While this is analogous to arbitrary discount rate selection, by using a trailing earnings number two years out and an appropriate P/E multiple to calculate a target price, this will entail far fewer assumptions to "value" the stock than under the DCF scenario. This improves the reliability of the conclusion relative to the DCF approach. Because we know what a company's P/E or price/cash flow multiple is after every trade, we have a lot of historical data from which to assess the future multiple possibilities. In contrast, the DCF model discount rate is always theoretical, and we do not really have any historical data to draw from when calculating it.

3. Comparables Method
The last method we'll look at is sort of a catch-all method that can be used if you are unable to value the company using any of the other models, or if you simply don't want to spend the time crunching the numbers. The method doesn't attempt to find an intrinsic value for the stock like the previous two valuation methods do; it simply compares the stock's price multiples to a benchmark to determine if the stock is relatively undervalued or overvalued. The rationale for this is based off of the Law of One Price, which states that two similar assets should sell for similar prices. The intuitive nature of this method is one of the reasons it is so popular.

This method can be used in almost all circumstances because of the vast number of multiples that can be applied, such as the price-to-earnings (P/E), price-to-book (P/B), price-to-sales (P/S), price-to-cash flow (P/CF) and many others. Of these ratios, the P/E ratio is the most commonly used one because it focuses on the earnings of the company, which is one of the primary drivers of an investment's value.
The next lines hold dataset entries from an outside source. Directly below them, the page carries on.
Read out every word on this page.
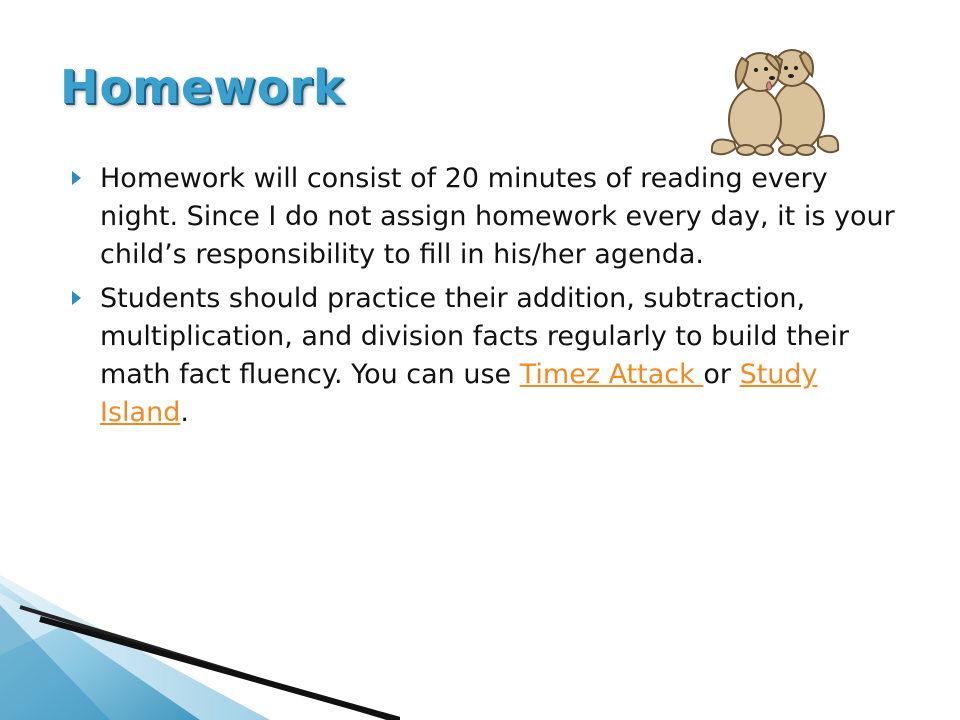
Homework
Homework will consist of 20 minutes of reading every night. Since I do not assign homework every day, it is your child’s responsibility to fill in his/her agenda.
Students should practice their addition, subtraction, multiplication, and division facts regularly to build their math fact fluency. You can use Timez Attack or Study Island.
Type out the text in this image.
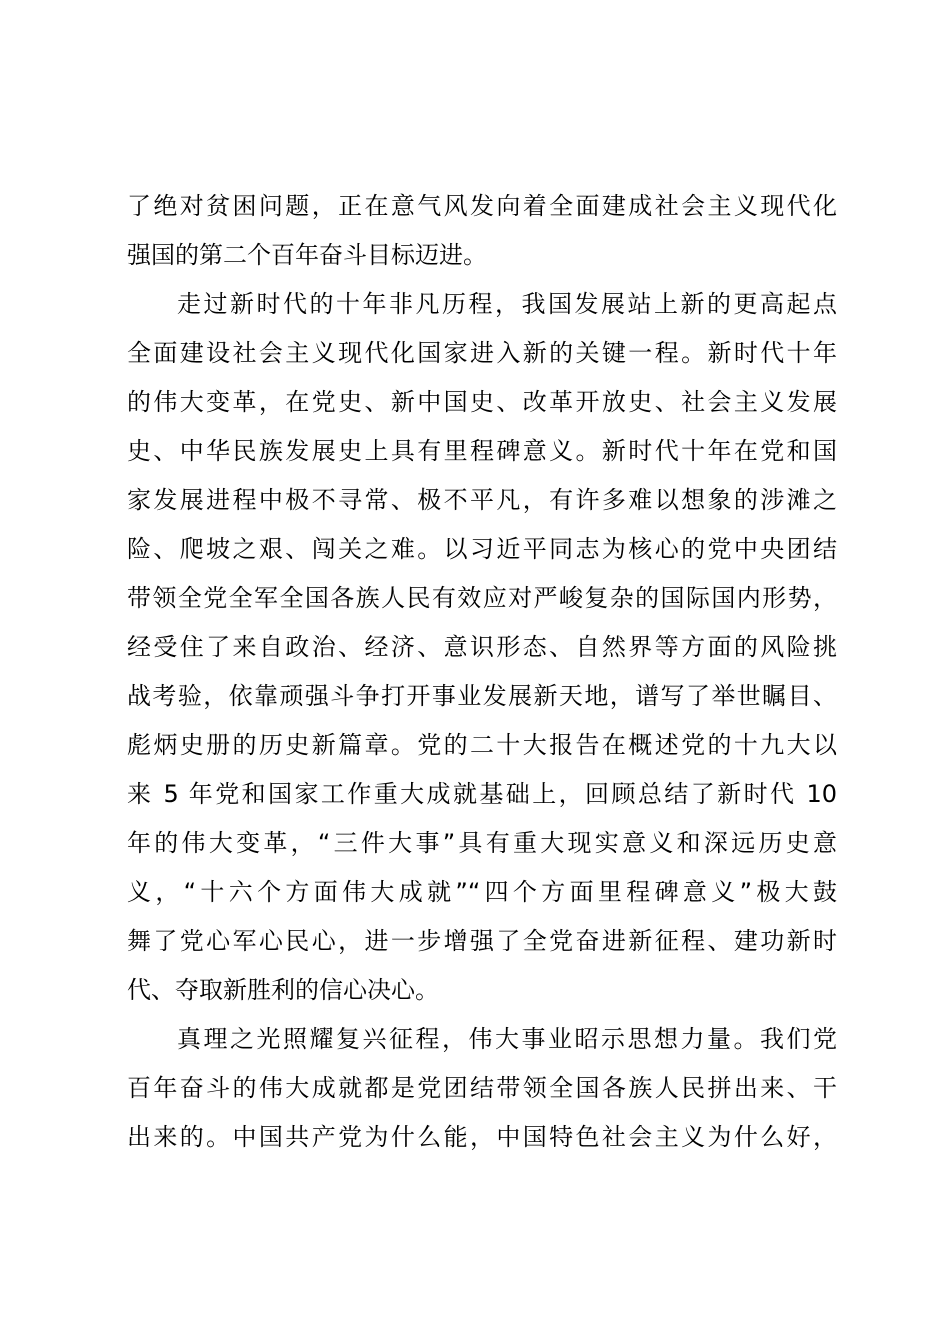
了绝对贫困问题，正在意气风发向着全面建成社会主义现代化
强国的第二个百年奋斗目标迈进。
走过新时代的十年非凡历程，我国发展站上新的更高起点
全面建设社会主义现代化国家进入新的关键一程。新时代十年
的伟大变革，在党史、新中国史、改革开放史、社会主义发展
史、中华民族发展史上具有里程碑意义。新时代十年在党和国
家发展进程中极不寻常、极不平凡，有许多难以想象的涉滩之
险、爬坡之艰、闯关之难。以习近平同志为核心的党中央团结
带领全党全军全国各族人民有效应对严峻复杂的国际国内形势，
经受住了来自政治、经济、意识形态、自然界等方面的风险挑
战考验，依靠顽强斗争打开事业发展新天地，谱写了举世瞩目、
彪炳史册的历史新篇章。党的二十大报告在概述党的十九大以
来 5 年党和国家工作重大成就基础上，回顾总结了新时代 10
年的伟大变革，“三件大事”具有重大现实意义和深远历史意
义，“十六个方面伟大成就”“四个方面里程碑意义”极大鼓
舞了党心军心民心，进一步增强了全党奋进新征程、建功新时
代、夺取新胜利的信心决心。
真理之光照耀复兴征程，伟大事业昭示思想力量。我们党
百年奋斗的伟大成就都是党团结带领全国各族人民拼出来、干
出来的。中国共产党为什么能，中国特色社会主义为什么好，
When can you use the P/E multiple for a comparison? You can generally use it if the company is publicly traded because you need the price of the stock, and you need to know the earnings of the company. Secondly, the company should be generating positive earnings because a comparison using a negative P/E multiple would be meaningless. And lastly, the earnings quality should be strong; earnings should not be too volatile and the accounting practices used by management should not drastically distort the reported earnings. (Companies can manipulate their numbers, so you need to learn how to determine the accuracy of EPS.

These are just some of the main criteria investors should look at when choosing which ratio or multiples to use. If the P/E multiple cannot be used, simply look at using a different ratio such as the price-to-sales multiple.
No one valuation method is perfect for every situation, but by knowing the characteristics of the company, you can select the valuation method that best suits the situation. In addition, investors are not limited to just using one method. Often, investors will perform several valuations to create a range of possible values or average all of the valuations into one.